Está prevista, aunque ni siquiera ha comenzado, la operación de realimentación de arena, la cual resultará costosa y efímera. Cada cinco años, la deriva litoral, así como la acción de los temporales, alteran el tapiz dorado de la playa, que el propio ciclo de la naturaleza repondría si no se hubiese alterado la configuración de la delicada fachada litoral, mediante desmesurada volumetría. En todo el mundo se ha desatado un feroz negocio de tráfico de arena, devenida en el recurso natural más amenazado después del agua, a causa del codicioso desarrollo de la construcción. En el caso de Cádiz, se aportará arena extraída de un yacimiento submarino en Caños de Meca; actuación muy onerosa que sufraga Costas con fondos públicos. Los temporales de este invierno produjeron además la muerte anunciada de algunos chiringuitos, cuya concesión se había prorrogado para todo el año. De nuevo se han levantado para disfrute de propios y turistas, a base de elevados precios. No debiéramos olvidar que según la Ley, éstos han de ser: efímeros, desmontables y estacionales; por más que a las arcas municipales convengan las tasas que aportan como establecimientos permanentes.

Algo retrasadas se desenvuelven las intervenciones para hacer más amable el recorrido sobre la mar, hasta ahora protagonizado por el ruidoso tráfico rodado que ahoga las sinfonías del océano.
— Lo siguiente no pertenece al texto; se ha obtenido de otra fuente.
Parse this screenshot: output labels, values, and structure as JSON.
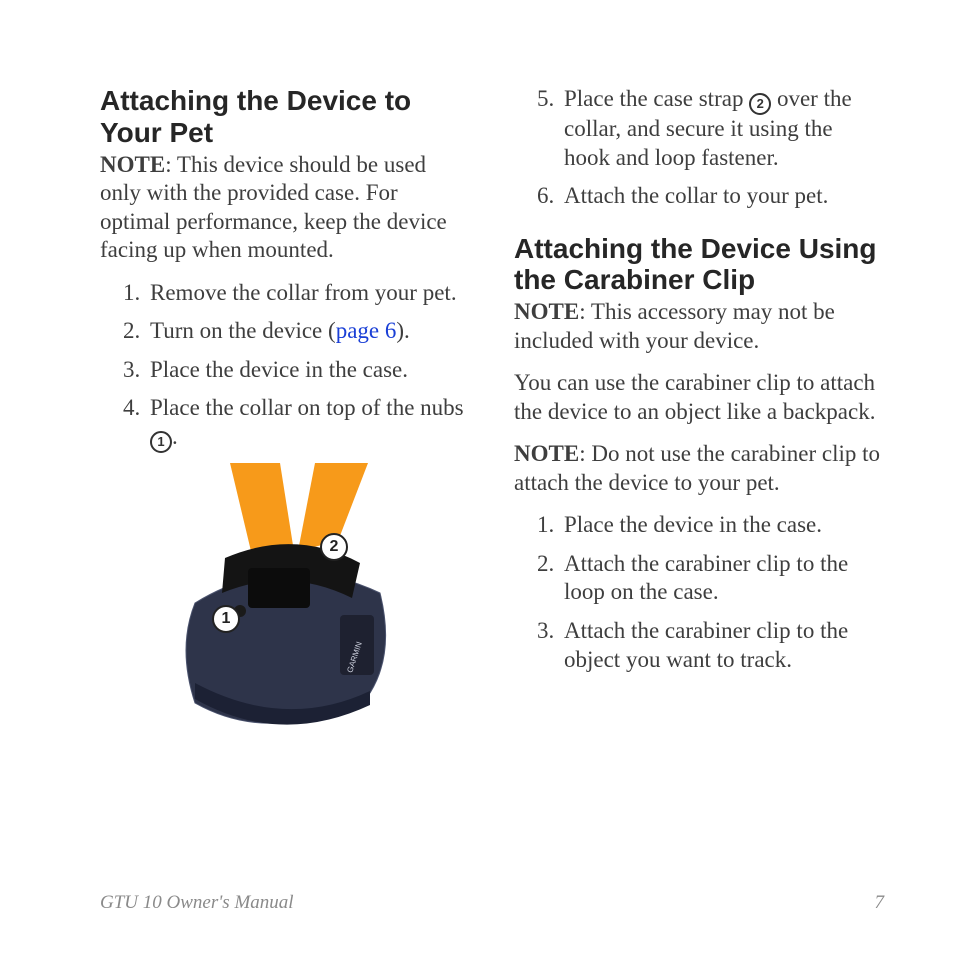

Pero al menos avanza con firmeza la política de priorizar al peatón y la bicicleta; en junio, un tramo del carril bici estará listo, lo cual además aumenta el acerado peatonal. Cuando éste concluya su recorrido desde Cortadura hasta Puerta Tierra, podremos decir que Cádiz ha recuperado uno de los paseos más gustosos del mundo, lo sabemos bien quienes durante la adolescencia solíamos disfrutarlo, nuestros ojos se extasiaban en el mar infinito, y apuntando la línea interminable del horizonte, soñábamos en compañía con la Isla del Tesoro. Hubiera sido preferible la peatonalización completa de al menos buena parte del mismo, como es usual en otras ciudades costeras, desde Alicante a Siracusa; tal vez más adelante sea posible. Por lo que se refiere a Tiempo Libre, una espléndida arquitectura para el turismo social, parece un tema perdido. La Junta de Andalucía solo pretende hacer caja, y el Ayuntamiento no lucha por mantener el uso público de la pieza que como Náutica aún reivindica su imponente presencia frente a la mar.